Когда он пришел, кончалась обедня. Священник, высокий старик с седой узкой по-библейски вьющейся бородой, произносил проповедь; слова его сухо звучали в морозном воздухе. Он говорил, подняв крест, чуть подаваясь вперед, от губ его шел пар. «Ведь он наш Отец! – страстно восклицал священник. – Наш родной Отец! Он нас всех любит и жалеет!». В его словах звучало что-то убеждающее, хватающее за сердце; сзади – Подберезкин встал в переднем ряду – послышалось всхлипывание, и невольно оглянувшись, он увидел, что половина баб плачет. Плакали они чисто по-русски, неловко, как дети, утирая глаза ладонью, концом своих шалей, и было во всем их виде – в этих столь знакомых русских бабах – что-то жалкое и до боли свое. Стоят они рядами, как и прежде в церквах, крестятся и кланяются все разом, высоко закидывая руки при кресте, кланяются низко сгибаясь, шурша одеждой при движении. Молодые девки смотрят испуганно, потрясенно, не умеют по-настоящему креститься, движения их неуверенны, неловки, будто они еще стыдятся их. И когда, после проповеди, священник, поцеловав крест, запел «во Иордане крещахуся Тебе, Господи», то поют с ним вначале одни старики, потом нестройно подхватывают бабы, а после все поют уже ладно, громко, уверенно вставляя слова. «Так не забыли же они о Боге, не отступили от Него, – взволнованно подумал Подберезкин, – а носили Его, тая все эти годы в сердце, как один единственный огонь спасенья, как свечу на ветру в Великий Четверг». Когда все подошли ко кресту, священник, отступя несколько назад, спросил громко:

– Дети у всех крещены?

И в ответ раздается негромко, неуверенно, вразброд:

– Некрещеные… Где было крестить… некрещеные.

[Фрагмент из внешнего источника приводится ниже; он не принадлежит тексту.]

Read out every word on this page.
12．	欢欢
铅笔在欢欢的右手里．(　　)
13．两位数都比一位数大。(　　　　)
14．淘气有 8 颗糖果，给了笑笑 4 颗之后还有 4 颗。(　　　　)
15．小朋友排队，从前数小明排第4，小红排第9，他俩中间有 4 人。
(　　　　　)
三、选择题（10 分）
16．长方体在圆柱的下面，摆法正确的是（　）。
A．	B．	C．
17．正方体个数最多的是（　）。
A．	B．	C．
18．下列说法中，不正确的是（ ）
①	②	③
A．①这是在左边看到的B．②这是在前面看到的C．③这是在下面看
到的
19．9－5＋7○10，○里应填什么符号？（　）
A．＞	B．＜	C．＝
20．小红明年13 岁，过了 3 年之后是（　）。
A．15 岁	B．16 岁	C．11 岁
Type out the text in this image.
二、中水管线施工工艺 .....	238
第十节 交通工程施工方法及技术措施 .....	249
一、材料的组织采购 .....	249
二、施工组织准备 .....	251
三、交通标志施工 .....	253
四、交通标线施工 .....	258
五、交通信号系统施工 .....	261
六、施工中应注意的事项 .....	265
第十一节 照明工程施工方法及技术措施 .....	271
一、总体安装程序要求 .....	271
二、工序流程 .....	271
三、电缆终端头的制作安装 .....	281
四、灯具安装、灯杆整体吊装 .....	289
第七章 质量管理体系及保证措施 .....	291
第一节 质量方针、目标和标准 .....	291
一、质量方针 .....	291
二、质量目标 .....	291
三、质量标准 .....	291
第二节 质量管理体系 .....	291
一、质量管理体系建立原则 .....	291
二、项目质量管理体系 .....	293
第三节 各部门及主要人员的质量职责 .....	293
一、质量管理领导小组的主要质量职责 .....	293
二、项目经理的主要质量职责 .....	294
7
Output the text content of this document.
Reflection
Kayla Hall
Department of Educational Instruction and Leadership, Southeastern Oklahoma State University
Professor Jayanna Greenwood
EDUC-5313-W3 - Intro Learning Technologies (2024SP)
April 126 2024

Подберезкин содрогнулся. Как это было странно, что Россия – христианская страна, богоносный народ – вновь после тысячи лет стала языческой!

– Святая Православная Церковь – продолжал священник, – разрешает пастырям крестить без купели, без омовения в воде, буде нет другой возможности. Буду свершать обряд Святого Крещения для отроков и отроковиц. Младенцев окрещу по домам.

И вот, чуть подталкивая сзади, одна за другой, подводят бабы своих детей – подростков с обнаженными головами, с испуганно восторженными глазами – под руку священника, и он кистью ставит им крест на лбу: «Крещается раб Божий имя рек», и трижды кропит водою.

Сияет над головой высокое ледяное небо без единого облака, холодно лучась, изгибаясь, простираются снежные поля, где-то невидимо переходя в светящуюся, будто парчевую, стену горизонта, неподвижны березы с аметистовыми стволами, все охваченные белым горением. А хор поет: «Явился еси днесь вселенной…». Всё это походит на какие-то древние времена; кажется Подберезкину, будто читал он об этом где-то, когда-то, видел эти черные избы, эти дали без краю, и народ, подходящий креститься, – точно присутствовал он при древнем крещении Руси.